Special Issues
Table of Content

Artificial Intelligence Safety via Optimisation, Agentic Reasoning, and Oversight

Submission Deadline: 31 March 2027 View: 37 Submit to Special Issue

Guest Editor(s)

Prof. Leonardo Ranaldi

Email: leonardo.ranaldi@uniroma2.it

Affiliation: Human-Centric ART, University of Rome Tor Vergata, Rome, Italy; School of Informatics, University of Edinburgh, Edinburgh, United Kingdom

Homepage:

Research Interests: LLM, reasoning AI


Dr. Pucci Giulia

Email: giulia.pucci@abdn.ac.uk

Affiliation: Department of Computing Science, University of Aberdeen, Aberdeen, United Kingdom

Homepage:

Research Interests: safety LLMs


Summary

Recent advances in artificial intelligence have produced models with remarkable capabilities in language, vision, and decision-making. However, their apparent proficiency often masks a reliance on shallow heuristics, pattern matching, or socially driven agreement rather than robust and reliable reasoning. This limitation poses significant challenges for AI safety, particularly in high-stakes settings where errors, misalignment, or unverified inference can lead to harmful outcomes. As a result, understanding and strengthening the reasoning processes underlying AI systems has become a central concern for trustworthy and accountable deployment.

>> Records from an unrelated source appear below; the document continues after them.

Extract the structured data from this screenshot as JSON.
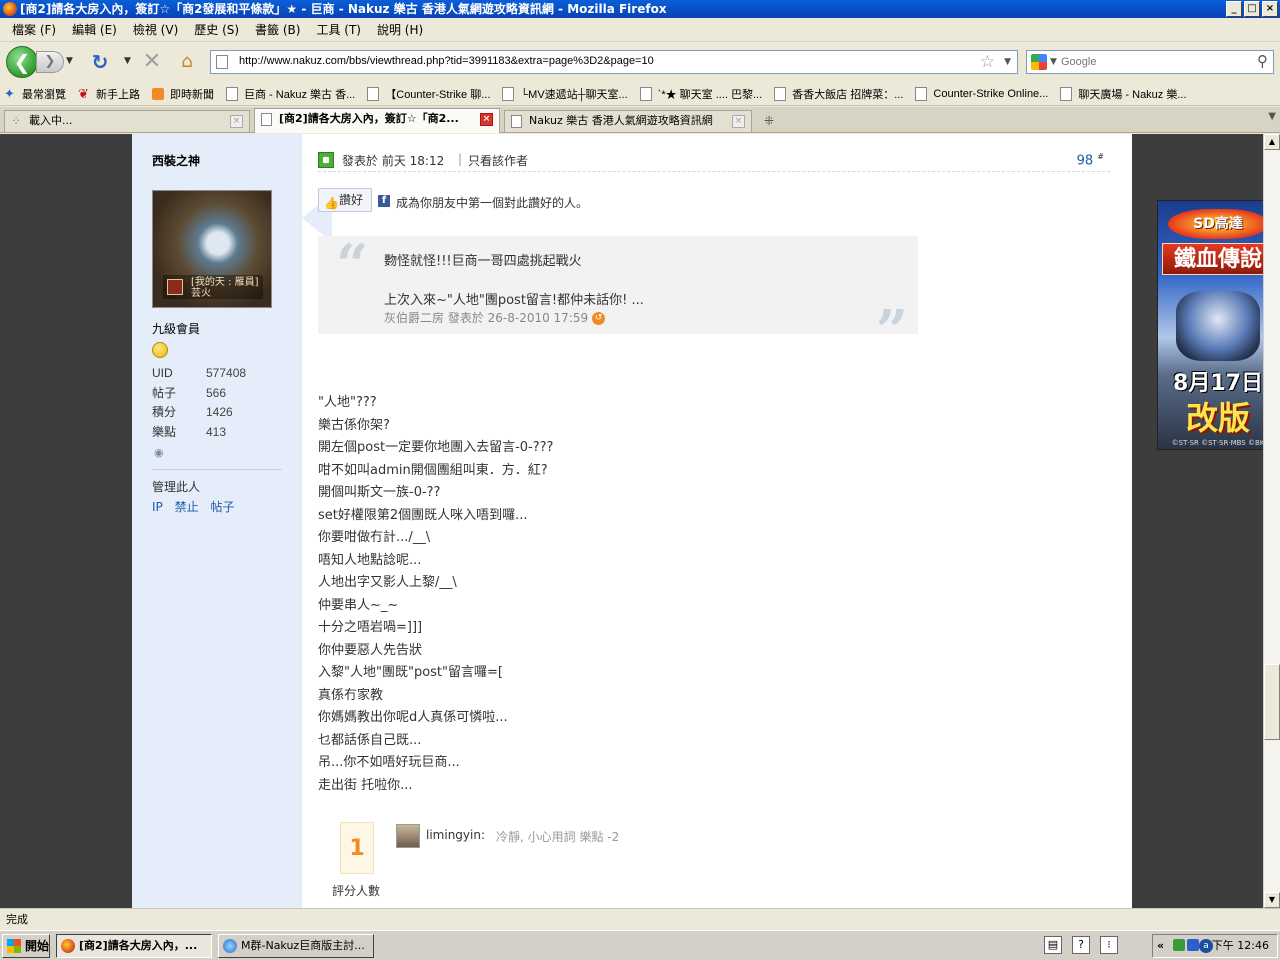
{
  "window": {
    "title": "[商2]請各大房入內，簽訂☆「商2發展和平條款」★ - 巨商 - Nakuz 樂古 香港人氣網遊攻略資訊網 - Mozilla Firefox",
    "min": "_",
    "max": "□",
    "close": "×"
  },
  "menu": [
    "檔案 (F)",
    "編輯 (E)",
    "檢視 (V)",
    "歷史 (S)",
    "書籤 (B)",
    "工具 (T)",
    "說明 (H)"
  ],
  "nav": {
    "back_symbol": "❮",
    "forward_symbol": "❯",
    "url": "http://www.nakuz.com/bbs/viewthread.php?tid=3991183&extra=page%3D2&page=10",
    "search_placeholder": "Google"
  },
  "bookmarks": [
    "最常瀏覽",
    "新手上路",
    "即時新聞",
    "巨商 - Nakuz 樂古 香...",
    "【Counter-Strike 聊...",
    "└MV速遞站┼聊天室...",
    "`*★ 聊天室 .... 巴黎...",
    "香香大飯店 招牌菜：...",
    "Counter-Strike Online...",
    "聊天廣場 - Nakuz 樂..."
  ],
  "tabs": [
    {
      "label": "載入中..."
    },
    {
      "label": "[商2]請各大房入內，簽訂☆「商2..."
    },
    {
      "label": "Nakuz 樂古 香港人氣網遊攻略資訊網"
    }
  ],
  "user": {
    "name": "西裝之神",
    "avatar_caption": "[我的天 : 雁員]\n芸火",
    "rank": "九級會員",
    "stats": [
      {
        "k": "UID",
        "v": "577408"
      },
      {
        "k": "帖子",
        "v": "566"
      },
      {
        "k": "積分",
        "v": "1426"
      },
      {
        "k": "樂點",
        "v": "413"
      }
    ],
    "manage_title": "管理此人",
    "manage_links": [
      "IP",
      "禁止",
      "帖子"
    ]
  },
  "post": {
    "date": "發表於 前天 18:12",
    "sep": "|",
    "author_only": "只看該作者",
    "floor": "98",
    "floor_mark": "#",
    "like_label": "讚好",
    "fb_text": "成為你朋友中第一個對此讚好的人。",
    "quote": {
      "line1": "覅怪就怪!!!巨商一哥四處挑起戰火",
      "line2": "上次入來~\"人地\"團post留言!都仲未話你! ...",
      "meta": "灰伯爵二房 發表於 26-8-2010 17:59"
    },
    "body": [
      "\"人地\"???",
      "樂古係你架?",
      "開左個post一定要你地團入去留言-0-???",
      "咁不如叫admin開個團組叫東．方．紅?",
      "開個叫斯文一族-0-??",
      "set好權限第2個團既人咪入唔到囉...",
      "你要咁做冇計.../__\\",
      "唔知人地點諗呢...",
      "人地出字又影人上黎/__\\",
      "仲要串人~_~",
      "十分之唔岩喎=]]]",
      "你仲要惡人先告狀",
      "入黎\"人地\"團既\"post\"留言囉=[",
      "真係冇家教",
      "你媽媽教出你呢d人真係可憐啦...",
      "乜都話係自己既...",
      "吊...你不如唔好玩巨商...",
      "走出街 托啦你..."
    ],
    "rating": {
      "count": "1",
      "label": "評分人數",
      "user": "limingyin:",
      "reason": "冷靜, 小心用詞 樂點 -2"
    }
  },
  "ad": {
    "logo": "SD高達",
    "title": "鐵血傳說",
    "date": "8月17日",
    "change": "改版",
    "copy": "©ST·SR ©ST·SR·MBS ©BK"
  },
  "statusbar": {
    "text": "完成"
  },
  "taskbar": {
    "start": "開始",
    "tasks": [
      "[商2]請各大房入內，...",
      "M群-Nakuz巨商版主討..."
    ],
    "clock": "下午 12:46"
  }
}
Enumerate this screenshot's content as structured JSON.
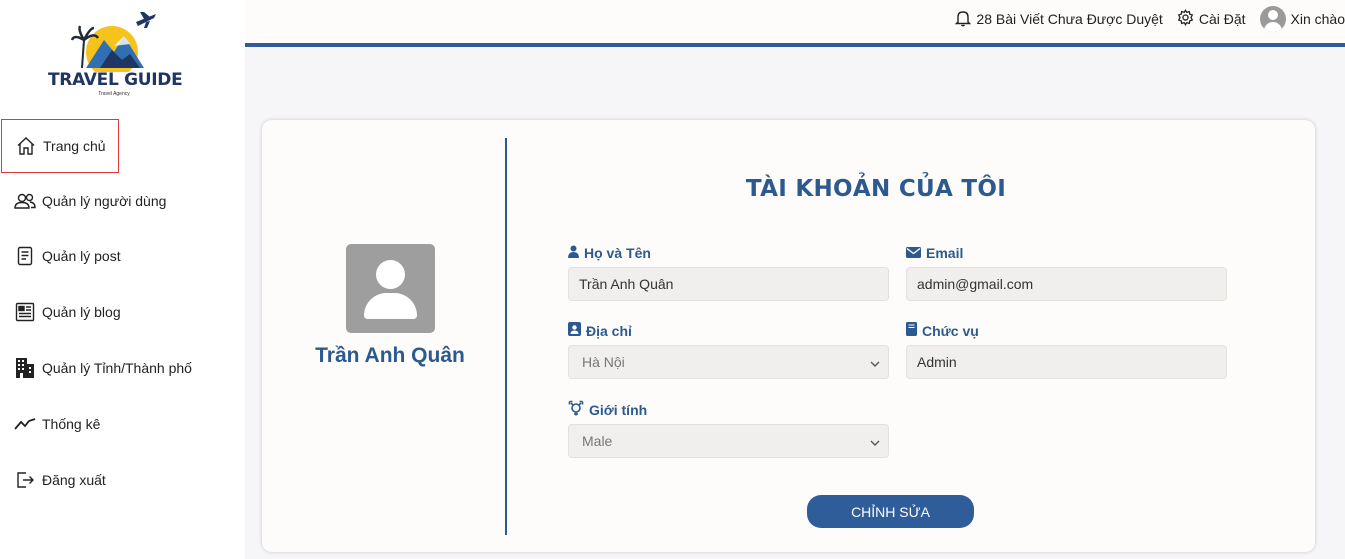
{
  "logo": {
    "title": "TRAVEL GUIDE",
    "subtitle": "Travel Agency"
  },
  "sidebar": {
    "items": [
      {
        "label": "Trang chủ",
        "icon": "home-icon",
        "active": true
      },
      {
        "label": "Quản lý người dùng",
        "icon": "users-icon"
      },
      {
        "label": "Quản lý post",
        "icon": "document-icon"
      },
      {
        "label": "Quản lý blog",
        "icon": "newspaper-icon"
      },
      {
        "label": "Quản lý Tỉnh/Thành phố",
        "icon": "buildings-icon"
      },
      {
        "label": "Thống kê",
        "icon": "chart-line-icon"
      },
      {
        "label": "Đăng xuất",
        "icon": "logout-icon"
      }
    ]
  },
  "topbar": {
    "notifications": "28 Bài Viết Chưa Được Duyệt",
    "settings": "Cài Đặt",
    "greeting": "Xin chào"
  },
  "profile": {
    "name": "Trần Anh Quân",
    "title": "TÀI KHOẢN CỦA TÔI",
    "fields": {
      "fullname": {
        "label": "Họ và Tên",
        "value": "Trần Anh Quân"
      },
      "email": {
        "label": "Email",
        "value": "admin@gmail.com"
      },
      "address": {
        "label": "Địa chỉ",
        "value": "Hà Nội"
      },
      "role": {
        "label": "Chức vụ",
        "value": "Admin"
      },
      "gender": {
        "label": "Giới tính",
        "value": "Male"
      }
    },
    "edit_label": "CHỈNH SỬA"
  },
  "colors": {
    "accent": "#2f5d9a",
    "brand_dark": "#1f3564",
    "active_border": "#e0373c"
  }
}
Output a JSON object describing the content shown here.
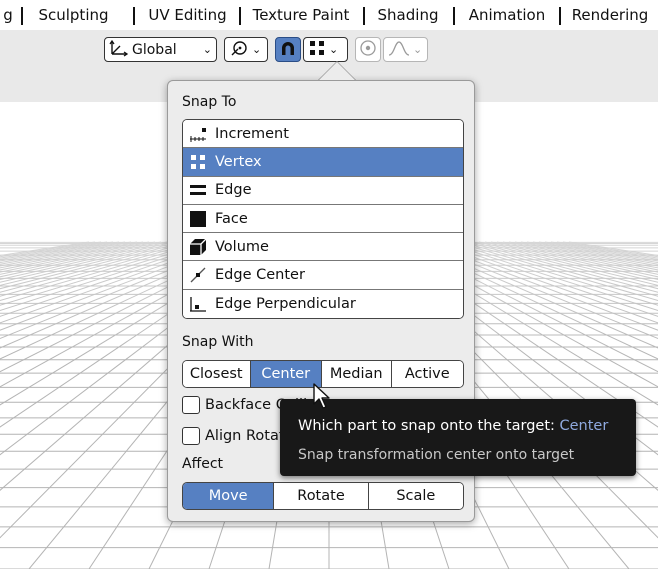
{
  "workspace_tabs": [
    "g",
    "Sculpting",
    "UV Editing",
    "Texture Paint",
    "Shading",
    "Animation",
    "Rendering"
  ],
  "toolbar": {
    "orientation_label": "Global",
    "orientation_icon": "transform-orientation-icon",
    "pivot_icon": "pivot-point-icon",
    "snap_toggle_icon": "magnet-icon",
    "snap_target_icon": "vertex-snap-icon",
    "proportional_icon": "proportional-edit-icon",
    "falloff_icon": "falloff-curve-icon"
  },
  "popover": {
    "snap_to_label": "Snap To",
    "snap_to_items": [
      {
        "label": "Increment",
        "icon": "increment-icon",
        "selected": false
      },
      {
        "label": "Vertex",
        "icon": "vertex-icon",
        "selected": true
      },
      {
        "label": "Edge",
        "icon": "edge-icon",
        "selected": false
      },
      {
        "label": "Face",
        "icon": "face-icon",
        "selected": false
      },
      {
        "label": "Volume",
        "icon": "volume-icon",
        "selected": false
      },
      {
        "label": "Edge Center",
        "icon": "edge-center-icon",
        "selected": false
      },
      {
        "label": "Edge Perpendicular",
        "icon": "edge-perpendicular-icon",
        "selected": false
      }
    ],
    "snap_with_label": "Snap With",
    "snap_with_options": [
      "Closest",
      "Center",
      "Median",
      "Active"
    ],
    "snap_with_selected": "Center",
    "backface_culling_label": "Backface Culling",
    "backface_culling_checked": false,
    "align_rotation_label": "Align Rotation to Target",
    "align_rotation_checked": false,
    "affect_label": "Affect",
    "affect_options": [
      "Move",
      "Rotate",
      "Scale"
    ],
    "affect_selected": "Move"
  },
  "tooltip": {
    "title": "Which part to snap onto the target:",
    "value": "Center",
    "description": "Snap transformation center onto target"
  },
  "colors": {
    "accent": "#5680c2",
    "tooltip_bg": "#181818",
    "tooltip_value": "#8fa9df"
  }
}
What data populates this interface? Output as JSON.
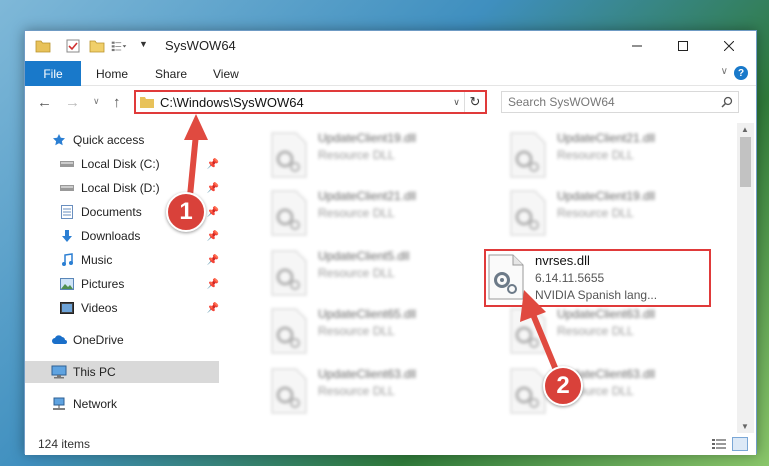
{
  "window": {
    "title": "SysWOW64",
    "controls": {
      "minimize": "minimize",
      "maximize": "maximize",
      "close": "close"
    }
  },
  "ribbon": {
    "file": "File",
    "tabs": [
      "Home",
      "Share",
      "View"
    ]
  },
  "navigation": {
    "address": "C:\\Windows\\SysWOW64",
    "search_placeholder": "Search SysWOW64"
  },
  "sidebar": {
    "items": [
      {
        "label": "Quick access",
        "icon": "star-icon"
      },
      {
        "label": "Local Disk (C:)",
        "icon": "drive-icon",
        "pinned": true
      },
      {
        "label": "Local Disk (D:)",
        "icon": "drive-icon",
        "pinned": true
      },
      {
        "label": "Documents",
        "icon": "documents-icon",
        "pinned": true
      },
      {
        "label": "Downloads",
        "icon": "download-icon",
        "pinned": true
      },
      {
        "label": "Music",
        "icon": "music-icon",
        "pinned": true
      },
      {
        "label": "Pictures",
        "icon": "pictures-icon",
        "pinned": true
      },
      {
        "label": "Videos",
        "icon": "videos-icon",
        "pinned": true
      },
      {
        "label": "OneDrive",
        "icon": "cloud-icon"
      },
      {
        "label": "This PC",
        "icon": "computer-icon",
        "selected": true
      },
      {
        "label": "Network",
        "icon": "network-icon"
      }
    ]
  },
  "files": [
    {
      "name": "UpdateClient19.dll",
      "type": "Resource DLL"
    },
    {
      "name": "UpdateClient21.dll",
      "type": "Resource DLL"
    },
    {
      "name": "UpdateClient21.dll",
      "type": "Resource DLL"
    },
    {
      "name": "UpdateClient19.dll",
      "type": "Resource DLL"
    },
    {
      "name": "UpdateClient5.dll",
      "type": "Resource DLL"
    },
    {
      "name": "nvrses.dll",
      "version": "6.14.11.5655",
      "description": "NVIDIA Spanish lang..."
    },
    {
      "name": "UpdateClient65.dll",
      "type": "Resource DLL"
    },
    {
      "name": "UpdateClient63.dll",
      "type": "Resource DLL"
    },
    {
      "name": "UpdateClient63.dll",
      "type": "Resource DLL"
    },
    {
      "name": "UpdateClient63.dll",
      "type": "Resource DLL"
    }
  ],
  "status": {
    "item_count": "124 items"
  },
  "callouts": [
    "1",
    "2"
  ],
  "colors": {
    "accent": "#1979ca",
    "highlight": "#e03a3a",
    "callout": "#d9413a"
  }
}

This Special Issue focuses on Reasoning for Safety in Artificial Intelligence, bringing together research that explores how explicit, structured, and verifiable reasoning mechanisms can enhance safety, robustness, and oversight. It covers a broad range of approaches, including optimisation-based reasoning, agentic and multi-agent systems, debate and self-critique frameworks, symbolic and dialectical methods, and reasoning under uncertainty. Particular attention is given to the evaluation and interpretability of reasoning processes, as well as to mitigating pseudo-reasoning and sycophantic behaviours in large language and multimodal models.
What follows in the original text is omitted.